Mechanisms involved in the activation of smooth muscles may include all of the following EXCEPT:

• a.
  

  Depolarization initiated by some neurotransmitters such as ACh.

  
  
• b.
  

  ACh-induced release of nitric oxide (NO).

  
  
• c.
  

  Release of Ca ²⁺ from the SR.

  
  
• d.
  

  Pharmacomechanical coupling that involves little or no change in V _m .

  
  
• e.
  

  Ca ²⁺ -independent changes in the sensitivity of the contractile apparatus to Ca ²⁺ .

Activation of smooth muscle differs from that of skeletal muscles in that:

• a.
  

  Smooth muscles are never activated by membrane depolarization.

  
  
• b.
  

  Smooth muscles are not dependent on SR Ca ²⁺ release.

  
  
• c.
  

  Smooth muscles are activated by a troponin-tropomyosin–regulated mechanism.

  
  
• d.
  

  Smooth muscles generate much less force per unit cross-sectional area (= “stress”).

  
  
• e.
  

  Smooth muscle contraction velocity is slower.

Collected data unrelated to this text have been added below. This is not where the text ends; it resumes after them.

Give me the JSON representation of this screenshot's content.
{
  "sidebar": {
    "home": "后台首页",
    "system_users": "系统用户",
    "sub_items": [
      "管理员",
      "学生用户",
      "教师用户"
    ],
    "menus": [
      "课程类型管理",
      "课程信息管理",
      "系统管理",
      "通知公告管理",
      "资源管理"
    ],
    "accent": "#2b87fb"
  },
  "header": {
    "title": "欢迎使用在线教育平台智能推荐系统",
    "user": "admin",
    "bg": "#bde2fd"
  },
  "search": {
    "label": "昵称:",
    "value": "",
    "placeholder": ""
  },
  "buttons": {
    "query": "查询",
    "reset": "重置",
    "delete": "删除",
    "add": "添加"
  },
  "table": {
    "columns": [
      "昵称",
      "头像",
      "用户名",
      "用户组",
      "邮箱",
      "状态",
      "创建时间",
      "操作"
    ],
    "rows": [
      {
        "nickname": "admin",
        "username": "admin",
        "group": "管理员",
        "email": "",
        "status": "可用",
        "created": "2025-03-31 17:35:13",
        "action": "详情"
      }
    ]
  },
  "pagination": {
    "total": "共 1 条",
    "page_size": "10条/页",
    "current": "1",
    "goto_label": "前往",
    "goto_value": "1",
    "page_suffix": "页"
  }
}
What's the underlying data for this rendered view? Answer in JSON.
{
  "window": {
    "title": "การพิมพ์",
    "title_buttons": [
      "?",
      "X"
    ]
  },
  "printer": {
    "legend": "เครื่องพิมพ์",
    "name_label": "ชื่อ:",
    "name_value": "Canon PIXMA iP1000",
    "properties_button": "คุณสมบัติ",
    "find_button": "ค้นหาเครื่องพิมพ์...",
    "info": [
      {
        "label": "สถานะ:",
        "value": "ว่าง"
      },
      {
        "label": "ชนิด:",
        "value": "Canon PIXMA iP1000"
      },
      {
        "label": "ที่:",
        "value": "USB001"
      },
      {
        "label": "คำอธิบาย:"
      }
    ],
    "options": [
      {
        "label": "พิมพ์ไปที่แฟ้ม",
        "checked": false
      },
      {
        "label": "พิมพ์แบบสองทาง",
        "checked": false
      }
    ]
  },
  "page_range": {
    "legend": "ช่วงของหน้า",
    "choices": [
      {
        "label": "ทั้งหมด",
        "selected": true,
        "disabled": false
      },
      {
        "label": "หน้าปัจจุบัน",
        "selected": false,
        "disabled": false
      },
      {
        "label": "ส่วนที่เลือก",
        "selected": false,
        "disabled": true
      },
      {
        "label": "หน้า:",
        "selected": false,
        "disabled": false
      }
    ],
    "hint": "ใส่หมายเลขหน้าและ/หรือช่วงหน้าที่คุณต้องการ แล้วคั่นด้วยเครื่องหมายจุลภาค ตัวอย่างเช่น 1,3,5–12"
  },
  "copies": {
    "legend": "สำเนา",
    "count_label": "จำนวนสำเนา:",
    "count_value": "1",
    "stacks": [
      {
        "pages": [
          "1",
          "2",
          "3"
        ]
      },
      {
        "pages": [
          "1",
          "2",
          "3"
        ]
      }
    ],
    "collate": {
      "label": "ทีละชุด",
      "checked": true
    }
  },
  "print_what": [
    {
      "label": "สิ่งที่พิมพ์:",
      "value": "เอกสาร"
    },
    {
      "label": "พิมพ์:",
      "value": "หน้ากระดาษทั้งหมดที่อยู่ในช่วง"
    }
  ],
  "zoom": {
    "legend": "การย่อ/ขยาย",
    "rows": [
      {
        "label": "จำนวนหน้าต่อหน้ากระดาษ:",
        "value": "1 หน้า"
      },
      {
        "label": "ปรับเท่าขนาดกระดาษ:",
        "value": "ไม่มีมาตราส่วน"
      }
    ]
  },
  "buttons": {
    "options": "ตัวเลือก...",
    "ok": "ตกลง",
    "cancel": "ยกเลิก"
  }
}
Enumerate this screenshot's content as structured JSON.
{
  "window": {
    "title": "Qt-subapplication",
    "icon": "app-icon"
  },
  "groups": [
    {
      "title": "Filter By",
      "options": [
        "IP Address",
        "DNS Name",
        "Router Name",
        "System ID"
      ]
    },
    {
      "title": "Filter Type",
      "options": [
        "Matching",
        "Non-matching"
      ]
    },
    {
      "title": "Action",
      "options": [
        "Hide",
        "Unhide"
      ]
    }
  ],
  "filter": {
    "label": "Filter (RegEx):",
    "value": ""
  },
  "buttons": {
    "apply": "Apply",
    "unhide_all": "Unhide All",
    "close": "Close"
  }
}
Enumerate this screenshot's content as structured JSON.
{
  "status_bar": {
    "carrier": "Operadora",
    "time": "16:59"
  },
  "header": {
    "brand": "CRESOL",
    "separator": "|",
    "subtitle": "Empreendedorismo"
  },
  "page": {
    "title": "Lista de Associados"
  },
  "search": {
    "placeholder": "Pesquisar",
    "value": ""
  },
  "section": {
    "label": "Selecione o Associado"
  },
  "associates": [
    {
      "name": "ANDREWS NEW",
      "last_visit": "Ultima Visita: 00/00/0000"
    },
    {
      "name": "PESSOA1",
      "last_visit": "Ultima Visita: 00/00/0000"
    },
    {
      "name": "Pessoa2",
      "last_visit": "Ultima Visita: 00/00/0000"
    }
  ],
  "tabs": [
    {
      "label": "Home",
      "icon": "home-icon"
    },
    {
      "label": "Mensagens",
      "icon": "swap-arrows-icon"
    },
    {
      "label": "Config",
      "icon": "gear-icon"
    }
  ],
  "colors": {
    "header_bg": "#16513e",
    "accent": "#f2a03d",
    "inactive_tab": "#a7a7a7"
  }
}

All of the following are true of tonic smooth muscles EXCEPT:

• a.
  

  The unitary actin-myosin cross-bridge force is much smaller than in skeletal muscle.

  
  
• b.
  

  Smooth muscle cross-bridge attachments last several times longer than skeletal muscle cross-bridge attachment.

  
  
• c.
  

  Compared with skeletal muscle, a much larger fraction of the smooth muscle actin-myosin cross-bridges are attached at any time.

  
  
• d.
  

  Tonic smooth muscles can maintain contraction with little consumption of ATP.

  
  
• e.
  

  The rate of ADP dissociation from myosin in smooth muscles is very slow when the cross-bridges are attached.